In face of the COVID-19 outbreak, various action and reaction have brought Bangladesh to a critical juncture. Having suffered the initial blow, the health system seems ready to turn around in determined steps. There has been a significant progress in testing arrangements and the management of COVID-19 patients. However, the rate of infection is constantly increasing day by day. It will be difficult to contain the situation if we cannot identify all overtly and covertly infected people quickly to stop further transmission.
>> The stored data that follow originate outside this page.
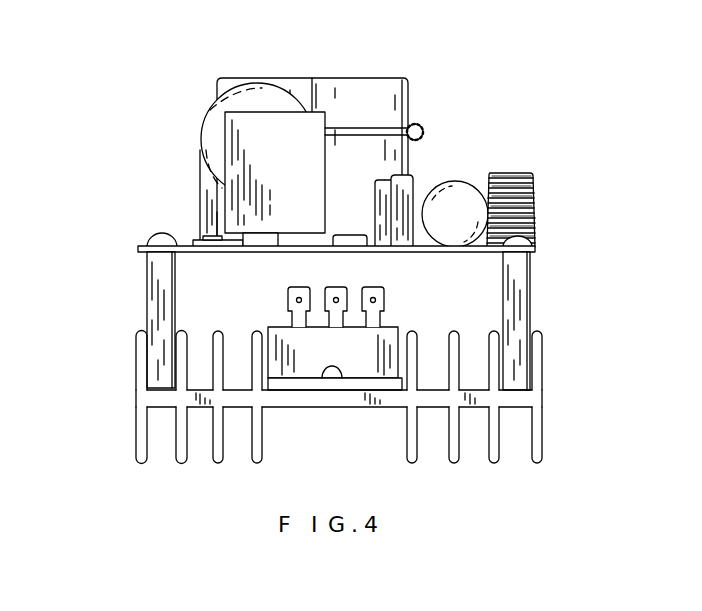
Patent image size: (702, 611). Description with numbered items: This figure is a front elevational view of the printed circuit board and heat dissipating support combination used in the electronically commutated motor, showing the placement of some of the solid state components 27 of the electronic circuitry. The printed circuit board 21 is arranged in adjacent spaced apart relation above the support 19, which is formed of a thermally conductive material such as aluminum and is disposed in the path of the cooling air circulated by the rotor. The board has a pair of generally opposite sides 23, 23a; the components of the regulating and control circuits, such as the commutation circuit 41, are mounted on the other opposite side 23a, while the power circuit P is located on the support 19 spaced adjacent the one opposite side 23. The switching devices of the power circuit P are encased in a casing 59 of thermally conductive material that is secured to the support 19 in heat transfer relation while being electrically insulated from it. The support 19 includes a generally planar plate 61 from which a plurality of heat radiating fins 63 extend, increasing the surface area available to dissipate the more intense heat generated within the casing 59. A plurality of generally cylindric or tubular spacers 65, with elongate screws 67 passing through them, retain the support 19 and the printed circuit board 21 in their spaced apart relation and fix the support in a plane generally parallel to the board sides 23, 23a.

The support 19 is at (303, 426).
The printed circuit board 21 is at (138, 248).
The opposite side 23 is at (190, 247).
The other opposite side 23a is at (193, 253).
The solid state components 27 is at (418, 77).
The commutation circuit 41 is at (467, 127).
The casing 59 is at (345, 357).
The plate 61 is at (303, 396).
The heat radiating fins 63 is at (183, 458).
The spacers 65 is at (160, 290).
The screws 67 is at (162, 233).
The power circuit P is at (357, 333).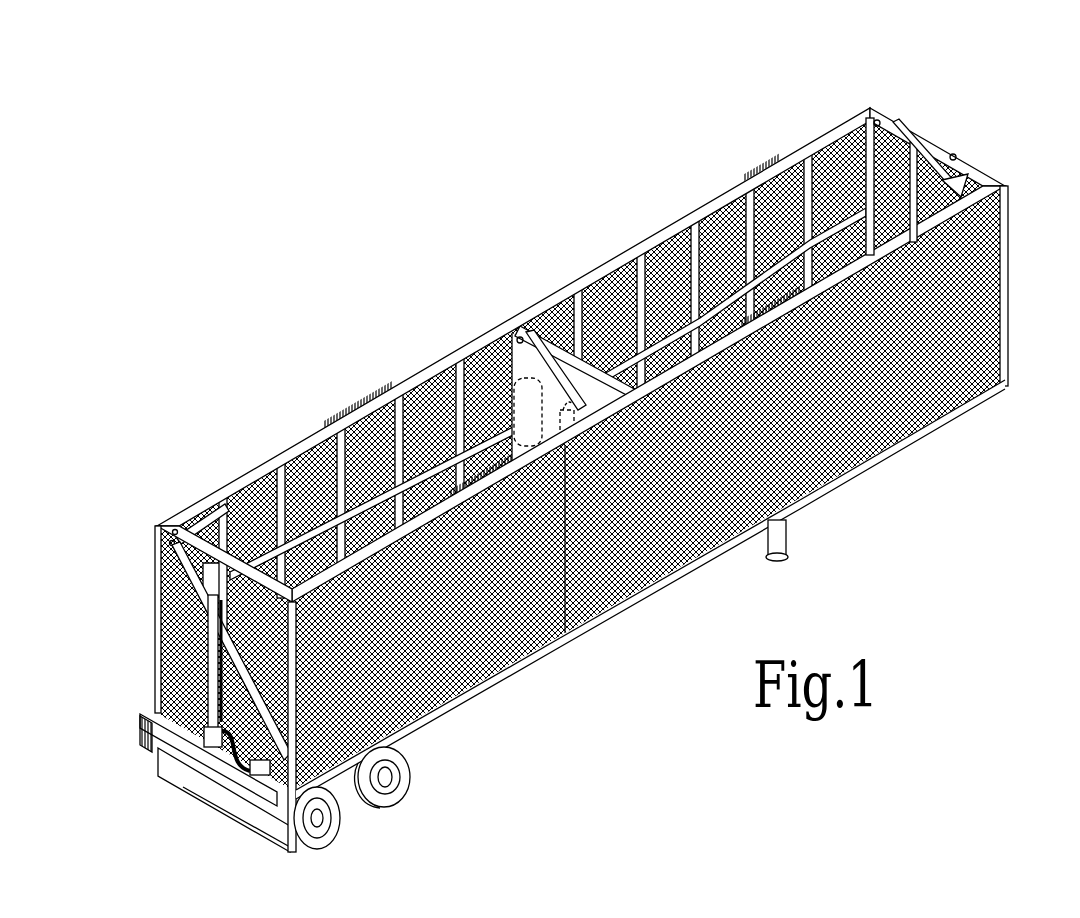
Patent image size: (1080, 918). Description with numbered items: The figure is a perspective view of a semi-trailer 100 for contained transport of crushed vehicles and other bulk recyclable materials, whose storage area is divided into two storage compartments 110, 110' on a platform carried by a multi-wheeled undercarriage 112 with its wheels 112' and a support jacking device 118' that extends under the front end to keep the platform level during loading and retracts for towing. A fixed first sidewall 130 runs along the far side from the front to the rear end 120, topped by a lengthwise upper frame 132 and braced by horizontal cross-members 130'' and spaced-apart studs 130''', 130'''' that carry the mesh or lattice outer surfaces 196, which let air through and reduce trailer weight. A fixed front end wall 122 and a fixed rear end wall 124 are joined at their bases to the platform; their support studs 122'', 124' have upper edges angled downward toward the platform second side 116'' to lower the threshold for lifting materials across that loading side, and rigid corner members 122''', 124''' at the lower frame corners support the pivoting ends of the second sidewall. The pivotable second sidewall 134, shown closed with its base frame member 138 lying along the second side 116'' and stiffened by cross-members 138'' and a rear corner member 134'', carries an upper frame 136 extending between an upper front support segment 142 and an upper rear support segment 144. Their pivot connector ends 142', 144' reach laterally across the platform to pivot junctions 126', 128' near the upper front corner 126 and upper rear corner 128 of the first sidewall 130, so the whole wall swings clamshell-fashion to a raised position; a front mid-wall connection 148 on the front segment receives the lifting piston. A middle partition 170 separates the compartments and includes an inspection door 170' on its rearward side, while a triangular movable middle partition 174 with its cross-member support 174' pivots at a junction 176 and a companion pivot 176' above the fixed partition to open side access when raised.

The semi-trailer 100 is at (690, 130).
The storage compartment 110 is at (768, 217).
The storage compartment 110' is at (403, 418).
The multi-wheeled undercarriage 112 is at (387, 832).
The wheels 112' is at (412, 784).
The second side 116'' is at (445, 718).
The support jacking device 118' is at (818, 543).
The rear end 120 is at (267, 803).
The front end wall 122 is at (901, 166).
The front end wall support stud 122'' is at (968, 175).
The wall front corner member 122''' is at (831, 184).
The rear end wall 124 is at (160, 665).
The rear end wall support stud 124' is at (187, 774).
The rear corner member 124''' is at (182, 658).
The upper front corner 126 is at (921, 116).
The front pivot junction 126' is at (902, 90).
The upper rear corner 128 is at (174, 545).
The rear pivot junction 128' is at (130, 616).
The first sidewall 130 is at (571, 355).
The horizontal cross-member 130'' is at (366, 460).
The spaced-apart stud 130''' is at (271, 495).
The spaced-apart stud 130'''' is at (648, 488).
The upper frame 132 is at (517, 328).
The second sidewall 134 is at (686, 394).
The rear corner member 134'' is at (343, 840).
The upper frame 136 is at (1008, 232).
The base frame member 138 is at (680, 573).
The horizontal cross-member 138'' is at (902, 444).
The upper front support segment 142 is at (1009, 179).
The pivot connector end 142' is at (942, 133).
The upper rear support segment 144 is at (214, 539).
The pivot connector end 144' is at (191, 651).
The front mid-wall connection 148 is at (953, 157).
The middle partition 170 is at (569, 366).
The inspection door 170' is at (448, 405).
The movable middle partition 174 is at (576, 321).
The cross-member support 174' is at (576, 318).
The pivot junction 176 is at (595, 289).
The gate pivot post 176' is at (568, 298).
The outer surfaces 196 is at (560, 637).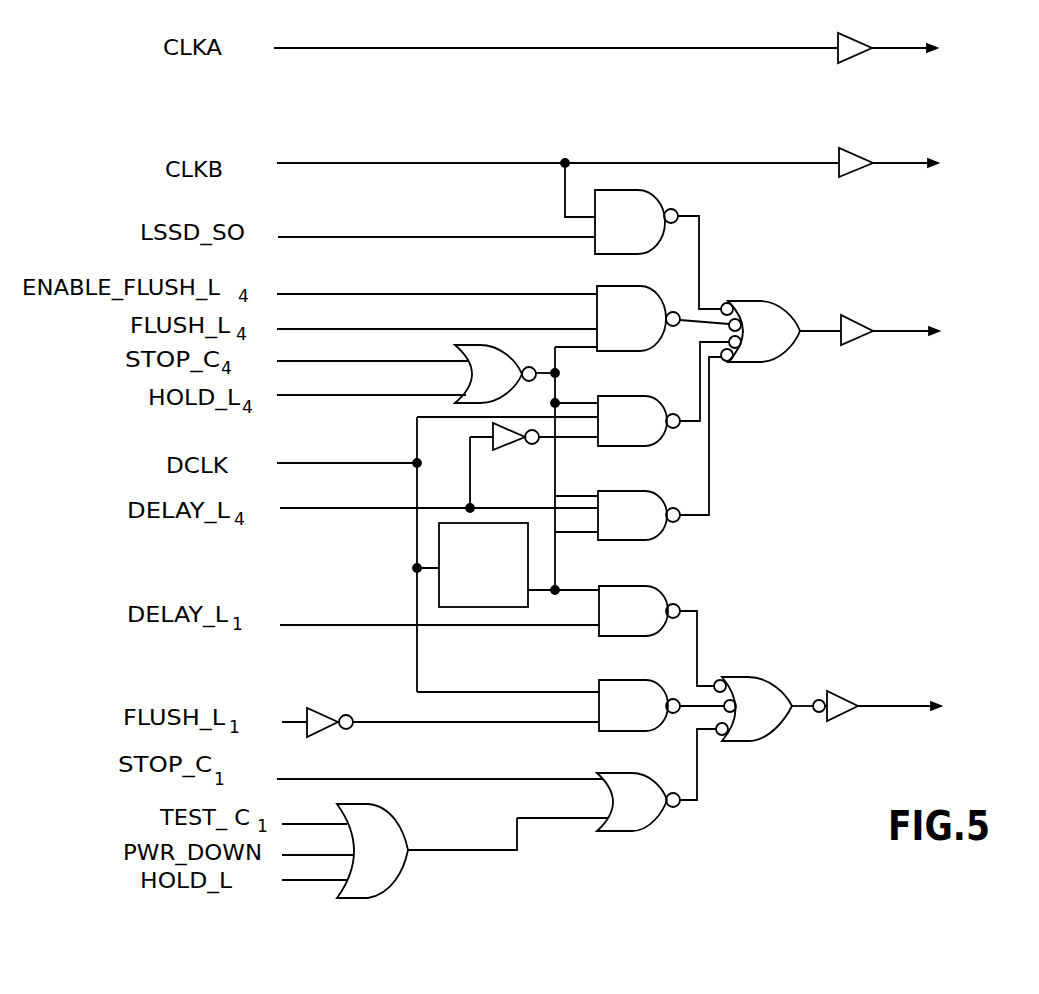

By the practised RT-PCR method as is now in practice, we cannot even test people with overt symptoms while the actual need is to identify the infected people who are not showing any symptoms. So, it is urgent to decide for antigen and antibody testing to supplement RT-PCR method for widening the testing capability and include mass people in the test campaign. We need to move faster than the virus if we want to beat it. Time is flying. Indecision or delay in making decision might prove costly in the long run.
Dr Mohammad Didare Alam Muhsin is professor of pharmacy at Jahangirnagar University.